By Dan Ninham
Brook LaFloe comes from seven generations of Turtle Mountain Band of Chippewa (Ojibwe) members on her paternal and maternal side but grew up in the Twin Cities of Minnesota. She is an educator and entrepreneur with a passion for revitalizing culture, and facilitating the growth of local Indigenous economies.
Her academic background includes a Tulane University Bachelors of Science degree in Neuroscience and Anthropology, a Loyola University of Maryland Masters in Education and two Association Montessori International (AMI) diplomas in Assistants to Infancy (birth-three years) and Primary (three-six years) levels.
LaFloe “walked on” at Macalester College on the volleyball and basketball teams. Prior to her junior year she “walked on” at Tulane University on the basketball team. (“Walked on” is a college athletics term that means being accepted on the team by the coaching staff and not receiving a scholarship to play.) Her journey to college athletics near and far focused on following the neuroscience field.
She learned many lessons being a college level athlete at the NCAA D3 and D1 levels.
LaFloe said, “Working on a team and knowing your role and everyone else’s role on the team was something I’ve been able to apply in professional settings, working with artists and youth. As far as the sport itself and my coaching, I believe Tulane brought me the greatest basketball IQ that I’ve been able to share with my kids. I run similar defense and offense to Tulane women’s team.”
“I also have the expectation that they are in school and play for their school teams to play with me in the summers. Grades need to at least allow them to participate in school sports. We talk about what teams they want to go to next and most want to do college,” added LaFloe.
LaFloe is more than just project-driven as a youth basketball coach. She operates Niniijaanis One of Ones, a social enterprise for Indigenous children. “We have programs in early childhood all the way through high school with our Niniijaanis MMIW sports teams,” said LaFloe.
LaFloe’s indigenous core values defines how she works with her projects. She said, “Our social enterprise holds our seven Anishinaabe teachings as our business values plus one more … generosity. These are the shared values among our collective team. We do everything from a community and cultural lens as best as possible to drive our projects from start to finish.”
The Native American Midwest team were the Gold Bracket Champions in the 11-12 grade division “Run It Back” Premier Indigenous Series at the TRIBE Athletics Sports tournament in Mesa, AZ on September 25, 2022.
The Niniijaanis MMIW team were also the first runner-up in a national tournament earlier this past season.
“One of the challenges the boys team faced was natural adversity to playing older boys their freshman summers. They got beat most of that summer but came back their sophomore summers to work for our first runner-up title. They continue to see adversity against older teams but do well when they play in their age brackets.”
Mentors support leadership among their mentees.
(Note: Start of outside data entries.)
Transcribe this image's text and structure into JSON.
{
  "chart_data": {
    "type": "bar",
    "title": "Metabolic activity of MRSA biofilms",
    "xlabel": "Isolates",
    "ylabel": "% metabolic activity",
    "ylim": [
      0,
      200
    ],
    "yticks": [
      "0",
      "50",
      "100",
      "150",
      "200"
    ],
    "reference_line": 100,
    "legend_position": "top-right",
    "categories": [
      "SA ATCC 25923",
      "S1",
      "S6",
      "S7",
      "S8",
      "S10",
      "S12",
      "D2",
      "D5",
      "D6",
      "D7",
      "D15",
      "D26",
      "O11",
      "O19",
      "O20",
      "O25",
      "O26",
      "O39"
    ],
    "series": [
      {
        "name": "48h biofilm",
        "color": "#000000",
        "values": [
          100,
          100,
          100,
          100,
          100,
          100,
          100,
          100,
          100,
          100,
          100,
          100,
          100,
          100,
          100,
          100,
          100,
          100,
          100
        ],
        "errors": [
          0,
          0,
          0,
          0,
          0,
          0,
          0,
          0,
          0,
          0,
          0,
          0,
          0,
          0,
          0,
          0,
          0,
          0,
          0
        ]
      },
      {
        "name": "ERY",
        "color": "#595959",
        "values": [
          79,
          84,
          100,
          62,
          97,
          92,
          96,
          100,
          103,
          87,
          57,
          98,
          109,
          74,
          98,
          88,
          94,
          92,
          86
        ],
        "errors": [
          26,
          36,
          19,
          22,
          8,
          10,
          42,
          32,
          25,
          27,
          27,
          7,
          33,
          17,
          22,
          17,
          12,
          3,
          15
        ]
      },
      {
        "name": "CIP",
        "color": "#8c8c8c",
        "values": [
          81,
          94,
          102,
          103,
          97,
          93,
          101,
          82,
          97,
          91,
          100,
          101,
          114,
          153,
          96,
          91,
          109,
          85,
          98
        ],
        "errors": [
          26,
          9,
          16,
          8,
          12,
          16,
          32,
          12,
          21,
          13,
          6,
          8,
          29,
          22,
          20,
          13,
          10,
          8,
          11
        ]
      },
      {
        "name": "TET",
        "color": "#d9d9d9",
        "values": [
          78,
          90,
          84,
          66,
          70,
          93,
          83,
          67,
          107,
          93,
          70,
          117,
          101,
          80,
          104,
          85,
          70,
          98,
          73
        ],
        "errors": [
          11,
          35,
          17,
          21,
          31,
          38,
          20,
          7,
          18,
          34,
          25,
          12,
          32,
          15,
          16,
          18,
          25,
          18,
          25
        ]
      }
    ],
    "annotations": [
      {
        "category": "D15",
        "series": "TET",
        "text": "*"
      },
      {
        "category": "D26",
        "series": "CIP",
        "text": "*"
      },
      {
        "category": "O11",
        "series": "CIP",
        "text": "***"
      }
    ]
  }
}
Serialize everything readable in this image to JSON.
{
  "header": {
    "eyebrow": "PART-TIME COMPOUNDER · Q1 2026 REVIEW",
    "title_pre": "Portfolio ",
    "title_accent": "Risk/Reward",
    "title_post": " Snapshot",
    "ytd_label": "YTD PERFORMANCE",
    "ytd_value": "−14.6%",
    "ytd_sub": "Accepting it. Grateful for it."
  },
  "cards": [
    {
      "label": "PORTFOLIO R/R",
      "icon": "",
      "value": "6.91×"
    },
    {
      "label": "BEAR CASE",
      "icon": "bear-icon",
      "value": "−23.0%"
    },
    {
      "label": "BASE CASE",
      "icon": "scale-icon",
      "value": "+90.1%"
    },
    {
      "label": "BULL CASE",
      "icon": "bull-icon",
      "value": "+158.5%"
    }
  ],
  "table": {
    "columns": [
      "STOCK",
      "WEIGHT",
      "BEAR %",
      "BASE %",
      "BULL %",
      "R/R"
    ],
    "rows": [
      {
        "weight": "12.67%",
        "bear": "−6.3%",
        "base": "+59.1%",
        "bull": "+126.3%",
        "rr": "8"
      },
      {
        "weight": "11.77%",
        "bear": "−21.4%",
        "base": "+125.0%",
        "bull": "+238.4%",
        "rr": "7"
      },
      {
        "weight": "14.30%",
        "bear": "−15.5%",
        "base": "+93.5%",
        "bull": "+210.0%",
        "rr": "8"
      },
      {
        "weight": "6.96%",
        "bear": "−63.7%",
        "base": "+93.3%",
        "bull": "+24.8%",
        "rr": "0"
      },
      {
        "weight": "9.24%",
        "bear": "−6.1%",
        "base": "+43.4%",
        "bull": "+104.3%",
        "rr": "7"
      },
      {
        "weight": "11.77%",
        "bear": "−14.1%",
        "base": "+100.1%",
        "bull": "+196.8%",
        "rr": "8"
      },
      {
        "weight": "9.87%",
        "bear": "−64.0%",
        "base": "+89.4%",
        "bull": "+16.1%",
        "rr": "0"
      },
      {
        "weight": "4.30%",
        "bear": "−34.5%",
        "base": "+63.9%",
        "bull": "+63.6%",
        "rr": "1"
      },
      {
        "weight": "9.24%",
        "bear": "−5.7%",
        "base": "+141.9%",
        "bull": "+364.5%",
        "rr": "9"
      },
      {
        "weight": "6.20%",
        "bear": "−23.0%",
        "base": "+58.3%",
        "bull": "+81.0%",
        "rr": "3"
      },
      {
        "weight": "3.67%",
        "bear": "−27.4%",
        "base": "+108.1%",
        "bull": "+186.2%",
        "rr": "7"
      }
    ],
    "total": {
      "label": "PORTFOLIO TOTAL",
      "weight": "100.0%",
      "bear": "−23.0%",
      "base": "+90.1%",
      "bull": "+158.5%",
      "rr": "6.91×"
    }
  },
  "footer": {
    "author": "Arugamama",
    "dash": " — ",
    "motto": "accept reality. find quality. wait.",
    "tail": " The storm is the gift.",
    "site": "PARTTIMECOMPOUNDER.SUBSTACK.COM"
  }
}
The mentorship develops individuals where they were, where they are now, and where they are going as they empower others.
“My main mentor in life is my mom Janice LaFloe, who is an active member and co-founder of Niniijaanis One of Ones,” said LaFloe. “My mother laid the groundwork for her children including myself as a coach, and my little brother as a player to use our gifts to be part of our surrounding community and to ensure we give back to the circle with those gifts and with our social enterprise.”
“My mom has supported me through early learning, all the way through college, my early career and supported me to incorporate Niniijaanis One of Ones. She is a professional mentor, spiritual guide and emotional support beyond her role as mom,” said LaFloe.
“Brook is whole-heartedly committed to supporting access to opportunities for her brother, cousins and others,” said Janice LaFloe. “She was afforded opportunities to travel and experience many other things through basketball and wants to pass that along. I love how she is creating a native basketball ball culture for our native youth.”
“The youth she’s connected with enjoy the opportunities and are growing in skills and confidence. She thinks of basketball as good medicine – a good way to support healthy development,” Janice LaFloe said.